Лицо Лянскоронского было розовым и по-детски безмятежным. Белые холеные руки с длинными ногтями на мизинцах спокойно лежали на коленях. Лянскоронский являл собою идеал выдержанного и воспитанного человека.

— Вы молчите? Вам нечего мне сказать?

— Я устала.

Лицо Лянскоронского осталось таким же спокойным. Но только чуть заметно дрогнули губы.

— Кроме того, я разрешаю себе и другие невинные шалости, — как ни в чем не бывало продолжал Лянскоронский. — Есть у меня в доме десятиугольная комната, все стены которой, пол и потолок покрыты толстыми венецианскими зеркалами. Я люблю бродить по ней. Испытываешь чувство необычайное: будто ты превратился в толпу себе подобных. Вижу ваше нетерпение, панна Мария. Вы бледны и устали. Мне не следовало бы злоупотреблять вашим терпением. Но обещаю, что этот наш разговор, если он придется вам не по душе, будет последним. Я хорошо знаю причину вашей грусти. Понимаю, что не мне принадлежит ваше сердце.

— Причина не одна, — сказала панна Мария. — И если бы я попробовала рассказать о том, что делается в моей душе, то не хватило бы и целого дня. Да и не сумею я выразить всё словами.

— А вы попробуйте.





— Зачем это вам?

— Полагаю, что ваша исповедь принесет мне только огорчения. И все же я готов ее выслушать, потому что верю — сумею помочь. Я так искренне отношусь к вам, что не способен лукавить. А честный разговор — глоток свежего воздуха.

Панна Мария подняла голову и внимательно посмотрела на Лянскоронского. Может быть, она впервые осознала, что находится в зале не одна, что перед нею сидит живой человек, из плоти и крови, с душой живой и неспокойной.

— Подождите меня, — сказала Мария.

Вскоре она возвратилась в зал и протянула Лянскоронскому последнее письмо Василия.

— Зачем он это написал? Почему просил переслать мне в случае своей гибели? Нужна ли кому-то такая правда, если она приносит только горе?

Лянскоронский внимательно прочитал письмо. И на этот раз рука его, державшая потертый на сгибах желтый лист бумаги, дрожала.

— Какую фразу, панна, вы только что произнесли? Повторите ее.

— Нужна ли правда, которая приносит горе? Вы ее имели в виду?

— Да, ее. Так вот, в письме нет ни слова правды.

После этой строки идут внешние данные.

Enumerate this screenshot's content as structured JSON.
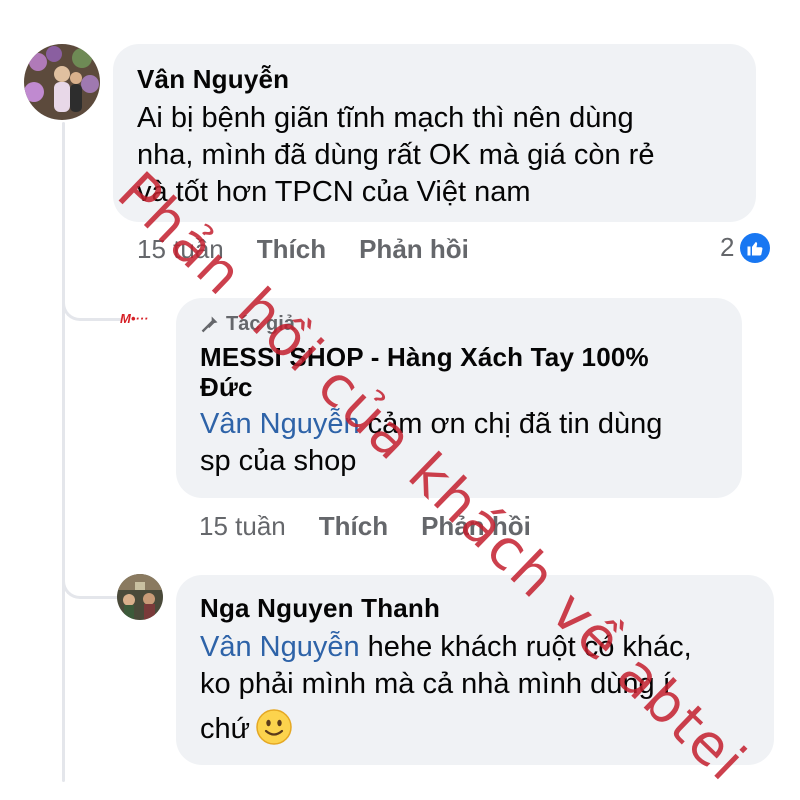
{
  "comments": [
    {
      "author": "Vân Nguyễn",
      "lines": [
        "Ai bị bệnh giãn tĩnh mạch thì nên dùng",
        "nha, mình đã dùng rất OK mà  giá  còn rẻ",
        "và tốt hơn TPCN của Việt nam"
      ],
      "time": "15 tuần",
      "like_label": "Thích",
      "reply_label": "Phản hồi",
      "reaction_count": "2"
    },
    {
      "badge": "Tác giả",
      "author_lines": [
        "MESSI SHOP - Hàng Xách Tay 100%",
        "Đức"
      ],
      "mention": "Vân Nguyễn",
      "line1_rest": " cảm ơn chị đã tin dùng",
      "line2": "sp của shop",
      "time": "15 tuần",
      "like_label": "Thích",
      "reply_label": "Phản hồi"
    },
    {
      "author": "Nga Nguyen Thanh",
      "mention": "Vân Nguyễn",
      "line1_rest": " hehe khách ruột có khác,",
      "line2": "ko phải mình mà cả nhà mình dùng í",
      "line3": "chứ"
    }
  ],
  "shop_logo_text": "M•···",
  "watermark": "Phản hồi của khách về abtei",
  "colors": {
    "bubble": "#f0f2f5",
    "mention": "#2e63a8",
    "like": "#1877f2",
    "watermark": "#c41f2e"
  }
}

Василий любил только вас. Но, полагаю, любовь эта была непростой и чем-то самого его пугала. Вы слишком сильная и самостоятельная натура. И он не из слабых. В общем, письмо написано лишь для того, чтобы вы поскорее забыли о его авторе, не тосковали. Он сумел перешагнуть через себя самого, как сейчас пытаюсь сделать я сам, говоря вам то, что на моем месте не следовало бы говорить.

— Но в их отряде действительно была девушка по имени Евдокия. Более того, мне точно известно, где, когда и как погиб Василий. Она высаживает на могиле алые маки.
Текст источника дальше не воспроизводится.